Posts: 352; Member since: Feb 17, 2013

Thank you for you professional assessment. You're not a Dr. for nothing.

4. cevon3239

Posts: 65; Member since: Jan 01, 2020

It's easy to make so much money, when everyone else is doing all the hard work, that has more cost associated with it. 100% of the parts in an iphone are made by a 3rd party. That's less cost for Apple and more money on profit. Other companies chose a model that isn't about profit margins. Some companies want a great product on the market, and if they make a product people wanna buy, they will and they have. They all make more money than you or I will ever make, which is why it doesn't matter. Samsung has working prototypes of chips made on 3NM FinFet.

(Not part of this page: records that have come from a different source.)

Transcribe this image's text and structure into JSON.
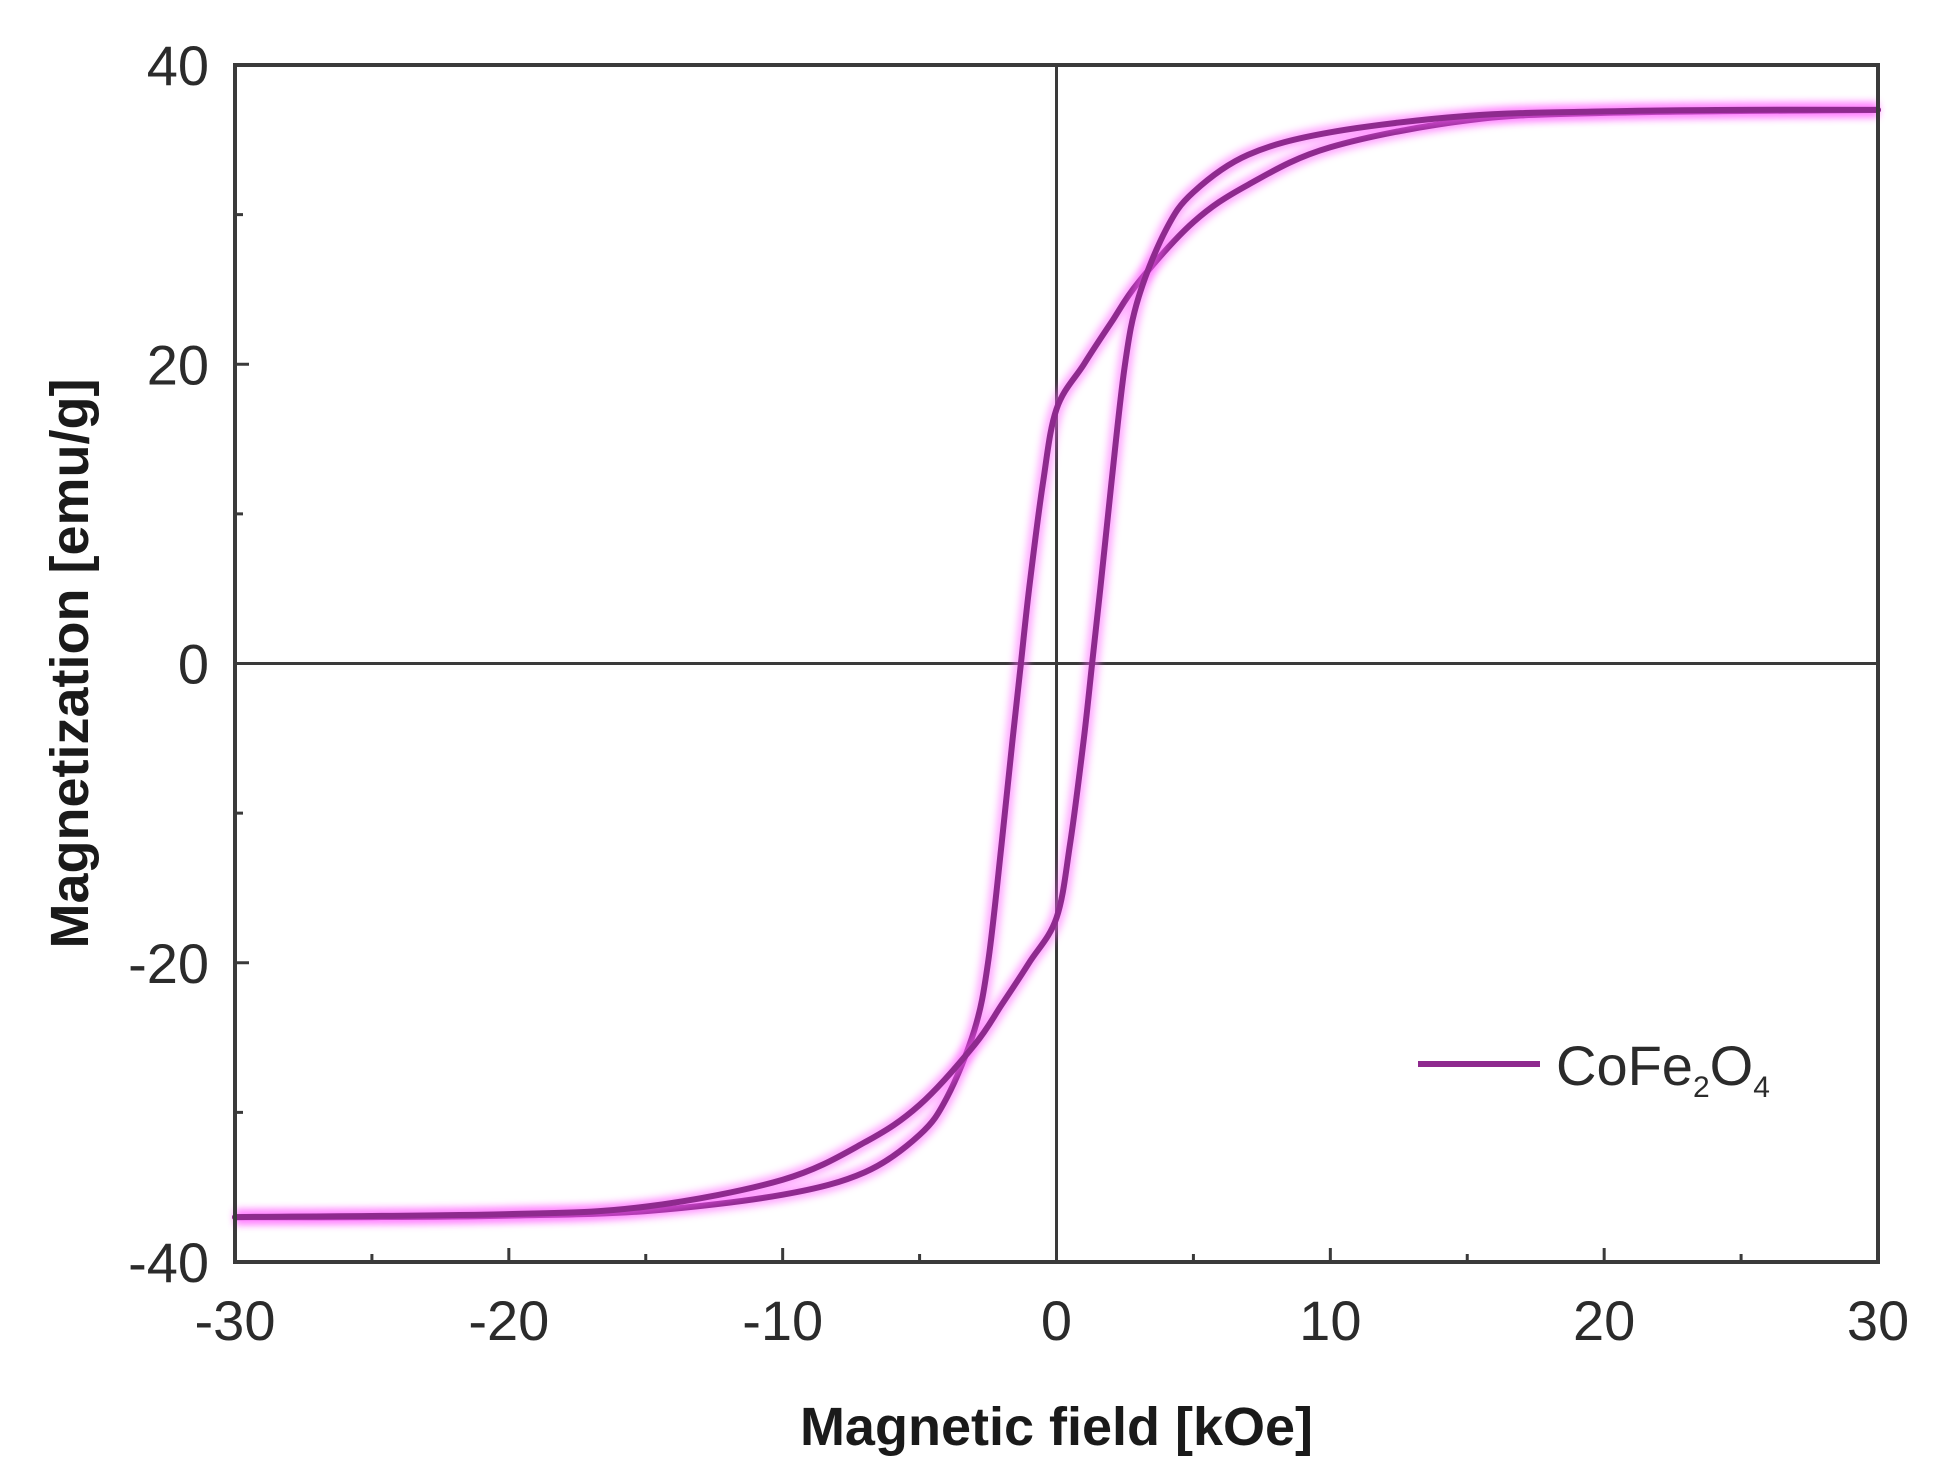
{
  "chart_data": {
    "type": "line",
    "xlabel": "Magnetic field [kOe]",
    "ylabel": "Magnetization [emu/g]",
    "xlim": [
      -30,
      30
    ],
    "ylim": [
      -40,
      40
    ],
    "x_ticks": [
      -30,
      -20,
      -10,
      0,
      10,
      20,
      30
    ],
    "y_ticks": [
      -40,
      -20,
      0,
      20,
      40
    ],
    "x_tick_labels": [
      "-30",
      "-20",
      "-10",
      "0",
      "10",
      "20",
      "30"
    ],
    "y_tick_labels": [
      "-40",
      "-20",
      "0",
      "20",
      "40"
    ],
    "grid": false,
    "zero_lines": true,
    "legend_position": "lower-right",
    "legend": {
      "text": "CoFe",
      "sub1": "2",
      "mid": "O",
      "sub2": "4"
    },
    "series": [
      {
        "name": "CoFe2O4",
        "color": "#8e2a8e",
        "glow_color": "#ff5cff",
        "branches": [
          {
            "x": [
              30,
              20,
              15,
              10,
              7,
              5,
              3,
              2,
              1,
              0,
              -0.5,
              -1,
              -1.3,
              -1.6,
              -2,
              -2.5,
              -3,
              -4,
              -5,
              -7,
              -10,
              -15,
              -20,
              -25,
              -30
            ],
            "y": [
              37,
              36.8,
              36.3,
              34.5,
              32,
              29.5,
              25.5,
              22.8,
              20,
              17,
              12,
              5,
              0,
              -5,
              -12,
              -20,
              -24.5,
              -29,
              -31.5,
              -34,
              -35.5,
              -36.6,
              -36.9,
              -37,
              -37
            ]
          },
          {
            "x": [
              -30,
              -20,
              -15,
              -10,
              -7,
              -5,
              -3,
              -2,
              -1,
              0,
              0.5,
              1,
              1.3,
              1.6,
              2,
              2.5,
              3,
              4,
              5,
              7,
              10,
              15,
              20,
              25,
              30
            ],
            "y": [
              -37,
              -36.8,
              -36.3,
              -34.5,
              -32,
              -29.5,
              -25.5,
              -22.8,
              -20,
              -17,
              -12,
              -5,
              0,
              5,
              12,
              20,
              24.5,
              29,
              31.5,
              34,
              35.5,
              36.6,
              36.9,
              37,
              37
            ]
          }
        ]
      }
    ]
  }
}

May PA will report on it.

6. Vokilam

Posts: 1445; Member since: Mar 15, 2018

They say Apple fanatics drink too much coolaid, but there’s people like this guy... haha.

8. Tsepz_GP

Posts: 1226; Member since: Apr 12, 2012

Dude, it’s business, EVERYONE is in it for profit and lowering margins, don’t fool yourself. Samsung are not some non-profit organization, they plan on making major margins on those 3nm chips, same way they do on displays. Any company that chooses a model that doesn’t eventually mean higher profit margins is stupid.

9. midan

Posts: 3227; Member since: Oct 09, 2017

Exactly

7. audibot

Posts: 689; Member since: Jan 26, 2017

yes tiptop but lets not fool ourselves, they dont deserve that pay, and most of it is funneled around the tax system by cpa's in "habituate for humanity and other" donate just enough to clear the audit i have seen it done a couple of times personally and its sick i pay my fair share most likely more then them.

12. darkkjedii

Posts: 31764; Member since: Feb 05, 2011

I’m not getting into what they deserve and don’t deserve. I’m talking about them getting money, all that blah blah blah stuff, is just that.